Last Tuesday, they presented three $5,000 checks to Tina Almeida and her 10-year-old son Owen of North Smithfield, Claudia Huntley and her 12-year-old daughter Anna Kitada of North Smithfield, and Blanca Rosales and her 19-year-old son Emerson Rosales of Providence.
Each family was very grateful for the donations – money that will help ease the financial strain that comes along with the battle to beat cancer. It’s a war all three children used only a few words to describe.
“Tough,” said Anna.
“I feel sad,” said Emerson.
“Horrible,” said Owen.
Tina Almeida and her husband decided to adopt Owen and his brother, Julian, back in November. The very next month – Owen was diagnosed with stage four Hodgkin’s Lymphoma.
“We did have a tough year – I had to leave my job of 22 years to take care of him and a few months after that my husband had gotten laid off,” said Almeida. “Luckily, he’s not here because he just started a job yesterday, so that’s amazing that he’s back to work.”
Claudia Huntley’s daughter, Anna, was diagnosed with Osteosarcoma in August 2014. She’s still undergoing treatment.
“A couple months back we had tried a drug that was used in Europe frequently, but it’s not approved here [by] the FDA so we kind of went through most of our accumulated savings to pay for that drug,” said Huntley. “Unfortunately it didn’t do what we were hoping it would do, so this is really helpful that we can kind of replenish our stores for future treatments.”
These financial, emotional and physical challenges are obstacles the charity’s founder, Massachusetts State Police Lt. William Coulter, is all too familiar with.
“I’m also a cancer patient, I’ve been for 13 years,” said Coulter, who receives treatment at Dana Farber Cancer Institute in Boston. “I was in there twice last month for different surgeries and life is good.
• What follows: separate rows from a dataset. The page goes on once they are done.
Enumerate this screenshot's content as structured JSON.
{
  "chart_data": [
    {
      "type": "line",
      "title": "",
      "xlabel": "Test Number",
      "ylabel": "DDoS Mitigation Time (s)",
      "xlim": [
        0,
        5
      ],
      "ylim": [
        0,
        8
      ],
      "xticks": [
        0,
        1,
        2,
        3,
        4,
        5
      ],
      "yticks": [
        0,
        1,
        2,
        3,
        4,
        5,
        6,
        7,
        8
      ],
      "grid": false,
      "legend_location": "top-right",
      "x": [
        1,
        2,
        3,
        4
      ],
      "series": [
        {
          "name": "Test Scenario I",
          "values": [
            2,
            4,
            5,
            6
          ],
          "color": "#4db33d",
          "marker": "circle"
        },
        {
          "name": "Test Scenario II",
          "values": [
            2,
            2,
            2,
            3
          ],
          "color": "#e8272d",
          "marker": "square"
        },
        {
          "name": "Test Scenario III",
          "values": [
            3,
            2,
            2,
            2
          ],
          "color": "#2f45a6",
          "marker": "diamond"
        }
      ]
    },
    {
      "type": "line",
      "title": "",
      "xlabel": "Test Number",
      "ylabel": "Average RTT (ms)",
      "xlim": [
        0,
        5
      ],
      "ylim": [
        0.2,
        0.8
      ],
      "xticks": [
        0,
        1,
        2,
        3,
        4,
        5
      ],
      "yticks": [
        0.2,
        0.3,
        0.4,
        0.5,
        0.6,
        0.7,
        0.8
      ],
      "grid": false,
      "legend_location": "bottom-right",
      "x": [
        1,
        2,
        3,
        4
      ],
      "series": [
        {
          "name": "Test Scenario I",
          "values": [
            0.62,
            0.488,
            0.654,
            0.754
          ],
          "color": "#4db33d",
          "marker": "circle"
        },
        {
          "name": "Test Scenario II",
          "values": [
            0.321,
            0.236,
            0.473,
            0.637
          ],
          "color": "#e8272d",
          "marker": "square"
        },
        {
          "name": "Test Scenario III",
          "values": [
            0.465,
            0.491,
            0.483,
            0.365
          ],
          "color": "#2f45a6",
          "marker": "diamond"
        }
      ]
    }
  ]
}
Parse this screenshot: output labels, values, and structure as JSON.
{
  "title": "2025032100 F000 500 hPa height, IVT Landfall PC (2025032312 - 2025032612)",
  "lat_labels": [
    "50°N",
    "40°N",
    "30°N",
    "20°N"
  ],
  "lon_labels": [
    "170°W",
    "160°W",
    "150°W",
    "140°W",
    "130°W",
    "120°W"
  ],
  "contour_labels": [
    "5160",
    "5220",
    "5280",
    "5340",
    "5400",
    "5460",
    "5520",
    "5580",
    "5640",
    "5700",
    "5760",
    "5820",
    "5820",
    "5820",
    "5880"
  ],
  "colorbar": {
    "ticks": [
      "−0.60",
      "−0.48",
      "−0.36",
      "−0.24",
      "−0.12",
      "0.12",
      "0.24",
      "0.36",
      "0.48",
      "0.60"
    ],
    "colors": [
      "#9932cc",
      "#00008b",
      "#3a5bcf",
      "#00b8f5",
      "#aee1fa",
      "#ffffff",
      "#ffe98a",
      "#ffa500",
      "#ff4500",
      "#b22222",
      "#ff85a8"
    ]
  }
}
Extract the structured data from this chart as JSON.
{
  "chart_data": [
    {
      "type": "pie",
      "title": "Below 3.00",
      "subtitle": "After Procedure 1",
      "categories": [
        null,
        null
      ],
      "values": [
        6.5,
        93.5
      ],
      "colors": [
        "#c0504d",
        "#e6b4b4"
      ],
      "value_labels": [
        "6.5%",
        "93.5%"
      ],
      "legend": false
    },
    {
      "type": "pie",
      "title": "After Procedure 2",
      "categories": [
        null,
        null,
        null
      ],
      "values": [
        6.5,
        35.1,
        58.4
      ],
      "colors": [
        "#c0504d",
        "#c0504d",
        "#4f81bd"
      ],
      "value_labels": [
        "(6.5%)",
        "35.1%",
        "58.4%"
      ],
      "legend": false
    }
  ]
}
But for you patients just remember when it gets over then you’re here like me.”
“It does get over,” he added. “Then when it’s over … it feels like you never even did it.”
We sat down with three of the seven members of the R.I. State Police marathon team before the race in April, to learn what motivated them to run.
“I think about them and the help that we’re trying to give them,” said Cpl. John Gadrow. “Running the marathon is nothing compared to what they’re doing.”
Detective Amanda Brezniak said she’s seen several family members and friends go through treatments. “It affects everyone,” she said. “Not just the child but the family.”
“I think [about] these little kids that are going through this and if they’re able to battle cancer I can do 26 miles,” said Det. Lt. John Grassel.
State Police have raised a total of $50,000 since they started fundraising for the Cops for Kids with Cancer charity. Click here for information on how to donate to the program.
State Police are still working on forming their team for next year’s marathon.